Like blue ear, African swine fever does not harm people.
However, it is classified a reportable disease by the Paris-based World Organisation for Animal Health (OIE), a global body that promotes transparency, and member country China is obliged to report each outbreak.
“You need to move faster than the virus, it’s a very simple equation of how to control disease,” said Trevor Drew, director of the Australian Animal Health Laboratory at the national research agency, the Commonwealth Scientific and Industrial Research Organisation. “If you don’t know where the virus is, you can’t stop it.”
Since August last year, Beijing has reported 112 outbreaks in 28 provinces and regions. The increase has slowed considerably this year and the ministry earlier this month said that the situation was “gradually improving.”
However, some suspect that the disease is worse than the official data suggest.
“I am very much hoping that I am wrong, but if I consider the epidemiological characteristics of this virus disease, I would have to be extremely skeptical,” said Dirk Pfeiffer, a professor of veterinary epidemiology at the City University of Hong Kong.
He pointed to the “spatial randomness” of the reported outbreaks, unusual for an infectious disease, which normally develops in clusters.
The high rate of detection of the virus in food products carried from China to Taiwan, Japan, South Korea and Australia, as well as domestically, also indicated a much higher presence of the virus in Chinese pigs than reported, Pfeiffer and others said.
With extremely high density of pigs, raised largely on low-biosecurity farms, tackling disease is widely recognized as a major challenge for China.
However, the disease has hit both small farms and large producers, industry insiders said, despite better hygiene and training at factory farms.
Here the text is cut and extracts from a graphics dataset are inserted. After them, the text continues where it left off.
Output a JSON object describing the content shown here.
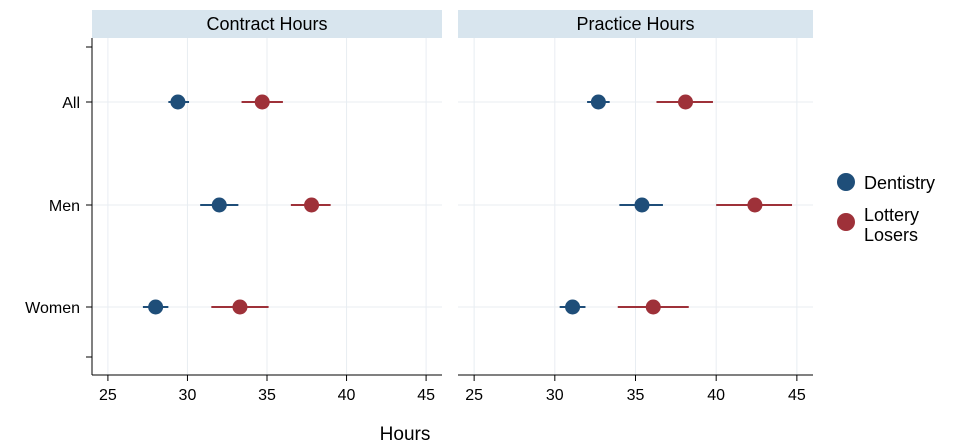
{
  "chart_data": {
    "type": "scatter",
    "subtype": "dot-and-whisker",
    "xlabel": "Hours",
    "xlim": [
      24,
      46
    ],
    "xticks": [
      25,
      30,
      35,
      40,
      45
    ],
    "categories": [
      "All",
      "Men",
      "Women"
    ],
    "panels": [
      {
        "title": "Contract Hours",
        "series": [
          {
            "name": "Dentistry",
            "color": "#1f4e79",
            "points": [
              {
                "category": "All",
                "value": 29.4,
                "low": 28.8,
                "high": 30.1
              },
              {
                "category": "Men",
                "value": 32.0,
                "low": 30.8,
                "high": 33.2
              },
              {
                "category": "Women",
                "value": 28.0,
                "low": 27.2,
                "high": 28.8
              }
            ]
          },
          {
            "name": "Lottery Losers",
            "color": "#9e3139",
            "points": [
              {
                "category": "All",
                "value": 34.7,
                "low": 33.4,
                "high": 36.0
              },
              {
                "category": "Men",
                "value": 37.8,
                "low": 36.5,
                "high": 39.0
              },
              {
                "category": "Women",
                "value": 33.3,
                "low": 31.5,
                "high": 35.1
              }
            ]
          }
        ]
      },
      {
        "title": "Practice Hours",
        "series": [
          {
            "name": "Dentistry",
            "color": "#1f4e79",
            "points": [
              {
                "category": "All",
                "value": 32.7,
                "low": 32.0,
                "high": 33.4
              },
              {
                "category": "Men",
                "value": 35.4,
                "low": 34.0,
                "high": 36.7
              },
              {
                "category": "Women",
                "value": 31.1,
                "low": 30.3,
                "high": 31.9
              }
            ]
          },
          {
            "name": "Lottery Losers",
            "color": "#9e3139",
            "points": [
              {
                "category": "All",
                "value": 38.1,
                "low": 36.3,
                "high": 39.8
              },
              {
                "category": "Men",
                "value": 42.4,
                "low": 40.0,
                "high": 44.7
              },
              {
                "category": "Women",
                "value": 36.1,
                "low": 33.9,
                "high": 38.3
              }
            ]
          }
        ]
      }
    ],
    "legend": {
      "placement": "right",
      "entries": [
        {
          "lines": [
            "Dentistry"
          ],
          "color": "#1f4e79"
        },
        {
          "lines": [
            "Lottery",
            "Losers"
          ],
          "color": "#9e3139"
        }
      ]
    },
    "colors": {
      "panel_header": "#d8e5ee",
      "grid": "#e8edf2",
      "axis": "#000000"
    }
  }
}
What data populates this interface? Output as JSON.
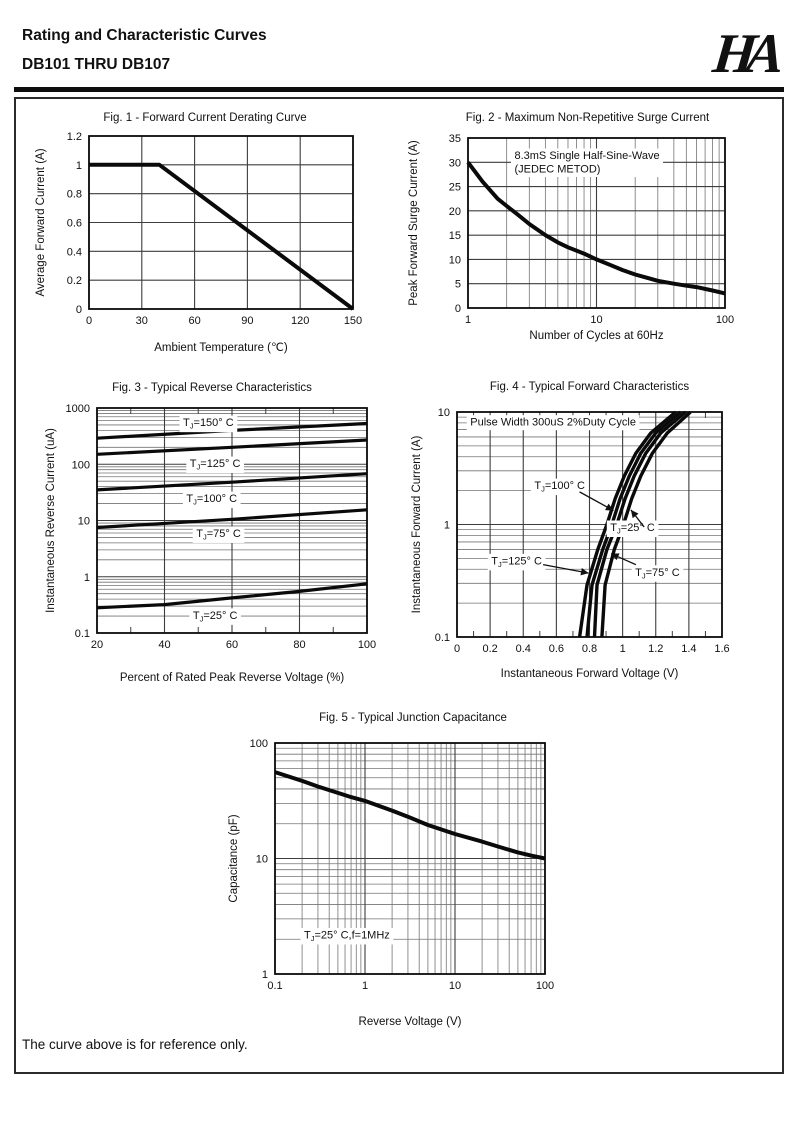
{
  "page": {
    "header": {
      "title": "Rating and Characteristic Curves",
      "subtitle": "DB101 THRU DB107",
      "logo_text": "HA"
    },
    "footer_note": "The curve above is for reference only."
  },
  "chart_data": [
    {
      "type": "line",
      "title": "Fig. 1 - Forward Current Derating Curve",
      "xlabel": "Ambient Temperature (℃)",
      "ylabel": "Average Forward Current (A)",
      "x": {
        "scale": "linear",
        "min": 0,
        "max": 150,
        "ticks": [
          [
            0,
            "0"
          ],
          [
            30,
            "30"
          ],
          [
            60,
            "60"
          ],
          [
            90,
            "90"
          ],
          [
            120,
            "120"
          ],
          [
            150,
            "150"
          ]
        ]
      },
      "y": {
        "scale": "linear",
        "min": 0,
        "max": 1.2,
        "ticks": [
          [
            0,
            "0"
          ],
          [
            0.2,
            "0.2"
          ],
          [
            0.4,
            "0.4"
          ],
          [
            0.6,
            "0.6"
          ],
          [
            0.8,
            "0.8"
          ],
          [
            1,
            "1"
          ],
          [
            1.2,
            "1.2"
          ]
        ]
      },
      "grid": true,
      "series": [
        {
          "name": "average-forward-current",
          "stroke_width": 4,
          "points": [
            [
              0,
              1
            ],
            [
              40,
              1
            ],
            [
              150,
              0
            ]
          ]
        }
      ],
      "annotations": []
    },
    {
      "type": "line",
      "title": "Fig. 2 - Maximum Non-Repetitive Surge Current",
      "xlabel": "Number of Cycles at 60Hz",
      "ylabel": "Peak Forward Surge Current (A)",
      "x": {
        "scale": "log",
        "min": 1,
        "max": 100,
        "minor": "lines",
        "ticks": [
          [
            1,
            "1"
          ],
          [
            10,
            "10"
          ],
          [
            100,
            "100"
          ]
        ]
      },
      "y": {
        "scale": "linear",
        "min": 0,
        "max": 35,
        "ticks": [
          [
            0,
            "0"
          ],
          [
            5,
            "5"
          ],
          [
            10,
            "10"
          ],
          [
            15,
            "15"
          ],
          [
            20,
            "20"
          ],
          [
            25,
            "25"
          ],
          [
            30,
            "30"
          ],
          [
            35,
            "35"
          ]
        ]
      },
      "grid": true,
      "series": [
        {
          "name": "peak-forward-surge-current",
          "stroke_width": 4,
          "points": [
            [
              1,
              30
            ],
            [
              1.3,
              26
            ],
            [
              1.7,
              22.5
            ],
            [
              2,
              21
            ],
            [
              2.5,
              19
            ],
            [
              3,
              17.3
            ],
            [
              4,
              15
            ],
            [
              5,
              13.5
            ],
            [
              6,
              12.5
            ],
            [
              8,
              11.2
            ],
            [
              10,
              10
            ],
            [
              13,
              8.8
            ],
            [
              16,
              7.8
            ],
            [
              20,
              6.9
            ],
            [
              25,
              6.2
            ],
            [
              30,
              5.6
            ],
            [
              40,
              5
            ],
            [
              50,
              4.6
            ],
            [
              60,
              4.3
            ],
            [
              80,
              3.6
            ],
            [
              100,
              3
            ]
          ]
        }
      ],
      "annotations": [
        {
          "text": "8.3mS Single Half-Sine-Wave\n(JEDEC METOD)",
          "x": 2.3,
          "y": 31.5,
          "anchor": "start",
          "bg": true
        }
      ]
    },
    {
      "type": "line",
      "title": "Fig. 3 - Typical Reverse Characteristics",
      "xlabel": "Percent of Rated Peak Reverse Voltage (%)",
      "ylabel": "Instantaneous Reverse Current (uA)",
      "x": {
        "scale": "linear",
        "min": 20,
        "max": 100,
        "minor_step": 10,
        "ticks": [
          [
            20,
            "20"
          ],
          [
            40,
            "40"
          ],
          [
            60,
            "60"
          ],
          [
            80,
            "80"
          ],
          [
            100,
            "100"
          ]
        ]
      },
      "y": {
        "scale": "log",
        "min": 0.1,
        "max": 1000,
        "minor": "lines",
        "ticks": [
          [
            0.1,
            "0.1"
          ],
          [
            1,
            "1"
          ],
          [
            10,
            "10"
          ],
          [
            100,
            "100"
          ],
          [
            1000,
            "1000"
          ]
        ]
      },
      "grid": true,
      "series": [
        {
          "name": "tj-150c",
          "stroke_width": 3.2,
          "points": [
            [
              20,
              290
            ],
            [
              60,
              400
            ],
            [
              100,
              530
            ]
          ]
        },
        {
          "name": "tj-125c",
          "stroke_width": 3.2,
          "points": [
            [
              20,
              150
            ],
            [
              60,
              200
            ],
            [
              100,
              270
            ]
          ]
        },
        {
          "name": "tj-100c",
          "stroke_width": 3.2,
          "points": [
            [
              20,
              35
            ],
            [
              60,
              48
            ],
            [
              100,
              68
            ]
          ]
        },
        {
          "name": "tj-75c",
          "stroke_width": 3.2,
          "points": [
            [
              20,
              7.5
            ],
            [
              60,
              10.5
            ],
            [
              100,
              15.5
            ]
          ]
        },
        {
          "name": "tj-25c",
          "stroke_width": 3.2,
          "points": [
            [
              20,
              0.28
            ],
            [
              40,
              0.32
            ],
            [
              60,
              0.42
            ],
            [
              80,
              0.55
            ],
            [
              100,
              0.75
            ]
          ]
        }
      ],
      "annotations": [
        {
          "text": "T~J~=150°  C",
          "x": 53,
          "y": 560,
          "bg": true
        },
        {
          "text": "T~J~=125°  C",
          "x": 55,
          "y": 105,
          "bg": true
        },
        {
          "text": "T~J~=100°  C",
          "x": 54,
          "y": 25,
          "bg": true
        },
        {
          "text": "T~J~=75°  C",
          "x": 56,
          "y": 6,
          "bg": true
        },
        {
          "text": "T~J~=25°  C",
          "x": 55,
          "y": 0.21,
          "bg": true
        }
      ]
    },
    {
      "type": "line",
      "title": "Fig. 4 - Typical Forward Characteristics",
      "xlabel": "Instantaneous Forward Voltage (V)",
      "ylabel": "Instantaneous Forward Current (A)",
      "x": {
        "scale": "linear",
        "min": 0,
        "max": 1.6,
        "minor_step": 0.1,
        "ticks": [
          [
            0,
            "0"
          ],
          [
            0.2,
            "0.2"
          ],
          [
            0.4,
            "0.4"
          ],
          [
            0.6,
            "0.6"
          ],
          [
            0.8,
            "0.8"
          ],
          [
            1,
            "1"
          ],
          [
            1.2,
            "1.2"
          ],
          [
            1.4,
            "1.4"
          ],
          [
            1.6,
            "1.6"
          ]
        ]
      },
      "y": {
        "scale": "log",
        "min": 0.1,
        "max": 10,
        "minor": "lines",
        "ticks": [
          [
            0.1,
            "0.1"
          ],
          [
            1,
            "1"
          ],
          [
            10,
            "10"
          ]
        ]
      },
      "grid": true,
      "series": [
        {
          "name": "tj-125c",
          "stroke_width": 3.4,
          "points": [
            [
              0.74,
              0.1
            ],
            [
              0.785,
              0.29
            ],
            [
              0.85,
              0.6
            ],
            [
              0.905,
              1
            ],
            [
              0.955,
              1.7
            ],
            [
              1.01,
              2.7
            ],
            [
              1.08,
              4.3
            ],
            [
              1.17,
              6.5
            ],
            [
              1.32,
              10
            ]
          ]
        },
        {
          "name": "tj-100c",
          "stroke_width": 3.4,
          "points": [
            [
              0.785,
              0.1
            ],
            [
              0.815,
              0.29
            ],
            [
              0.88,
              0.6
            ],
            [
              0.935,
              1
            ],
            [
              0.985,
              1.7
            ],
            [
              1.04,
              2.7
            ],
            [
              1.11,
              4.3
            ],
            [
              1.2,
              6.5
            ],
            [
              1.35,
              10
            ]
          ]
        },
        {
          "name": "tj-75c",
          "stroke_width": 3.4,
          "points": [
            [
              0.83,
              0.1
            ],
            [
              0.845,
              0.29
            ],
            [
              0.905,
              0.6
            ],
            [
              0.965,
              1
            ],
            [
              1.015,
              1.7
            ],
            [
              1.07,
              2.7
            ],
            [
              1.14,
              4.3
            ],
            [
              1.23,
              6.5
            ],
            [
              1.38,
              10
            ]
          ]
        },
        {
          "name": "tj-25c",
          "stroke_width": 3.4,
          "points": [
            [
              0.875,
              0.1
            ],
            [
              0.894,
              0.29
            ],
            [
              0.95,
              0.6
            ],
            [
              1.005,
              1
            ],
            [
              1.055,
              1.7
            ],
            [
              1.11,
              2.7
            ],
            [
              1.18,
              4.3
            ],
            [
              1.27,
              6.5
            ],
            [
              1.41,
              10
            ]
          ]
        }
      ],
      "annotations": [
        {
          "text": "Pulse Width 300uS 2%Duty Cycle",
          "x": 0.08,
          "y": 8.2,
          "anchor": "start",
          "bg": true
        },
        {
          "text": "T~J~=100°  C",
          "x": 0.62,
          "y": 2.24,
          "bg": true
        },
        {
          "text": "T~J~=25°  C",
          "x": 1.06,
          "y": 0.95,
          "bg": true
        },
        {
          "text": "T~J~=125°  C",
          "x": 0.36,
          "y": 0.48,
          "bg": true
        },
        {
          "text": "T~J~=75°  C",
          "x": 1.21,
          "y": 0.38,
          "bg": true
        },
        {
          "arrow": {
            "from": [
              0.74,
              1.95
            ],
            "to": [
              0.945,
              1.33
            ]
          }
        },
        {
          "arrow": {
            "from": [
              1.13,
              0.95
            ],
            "to": [
              1.05,
              1.35
            ]
          }
        },
        {
          "arrow": {
            "from": [
              0.52,
              0.44
            ],
            "to": [
              0.795,
              0.37
            ]
          }
        },
        {
          "arrow": {
            "from": [
              1.08,
              0.44
            ],
            "to": [
              0.93,
              0.55
            ]
          }
        }
      ]
    },
    {
      "type": "line",
      "title": "Fig. 5 - Typical Junction Capacitance",
      "xlabel": "Reverse Voltage (V)",
      "ylabel": "Capacitance (pF)",
      "x": {
        "scale": "log",
        "min": 0.1,
        "max": 100,
        "minor": "lines",
        "ticks": [
          [
            0.1,
            "0.1"
          ],
          [
            1,
            "1"
          ],
          [
            10,
            "10"
          ],
          [
            100,
            "100"
          ]
        ]
      },
      "y": {
        "scale": "log",
        "min": 1,
        "max": 100,
        "minor": "lines",
        "ticks": [
          [
            1,
            "1"
          ],
          [
            10,
            "10"
          ],
          [
            100,
            "100"
          ]
        ]
      },
      "grid": true,
      "series": [
        {
          "name": "junction-capacitance",
          "stroke_width": 4,
          "points": [
            [
              0.1,
              56
            ],
            [
              0.2,
              47
            ],
            [
              0.3,
              42
            ],
            [
              0.5,
              37
            ],
            [
              0.7,
              34
            ],
            [
              1,
              31.5
            ],
            [
              2,
              26
            ],
            [
              3,
              23
            ],
            [
              5,
              19.5
            ],
            [
              10,
              16.3
            ],
            [
              20,
              14
            ],
            [
              30,
              12.7
            ],
            [
              50,
              11.3
            ],
            [
              70,
              10.6
            ],
            [
              100,
              10
            ]
          ]
        }
      ],
      "annotations": [
        {
          "text": "T~J~=25°  C,f=1MHz",
          "x": 0.21,
          "y": 2.2,
          "anchor": "start",
          "bg": true
        }
      ]
    }
  ]
}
“The large producers have not been spared,” said a manager with a company that supplies several of China’s top pig producers. “Everyone is trying really hard on biosecurity, but they’re still getting outbreaks, and they’re frustrated and losing hope.”
He said he knew of eight large breeding farms that had experienced outbreaks, including two on very large, 10,000-head sow farms.
None were officially reported.
He declined to be named or to reveal the names of the producers because of client confidentiality.
Beijing has not officially reported any swine fever on the farms of large listed producers, whose shares are trading at record levels as investors bet the big producers will benefit from tighter supplies.
Qin Yinglin (秦英林), chairman of China’s No. 2 producer, Muyuan Foods, which raised 11 million pigs for slaughter last year, said most large companies were likely to be infected.
“If you checked carefully, testing one by one, then for sure everyone has it,” he told Reuters in an interview. “This is a high probability event.”
He said it was “not yet known” if his firm had been hit.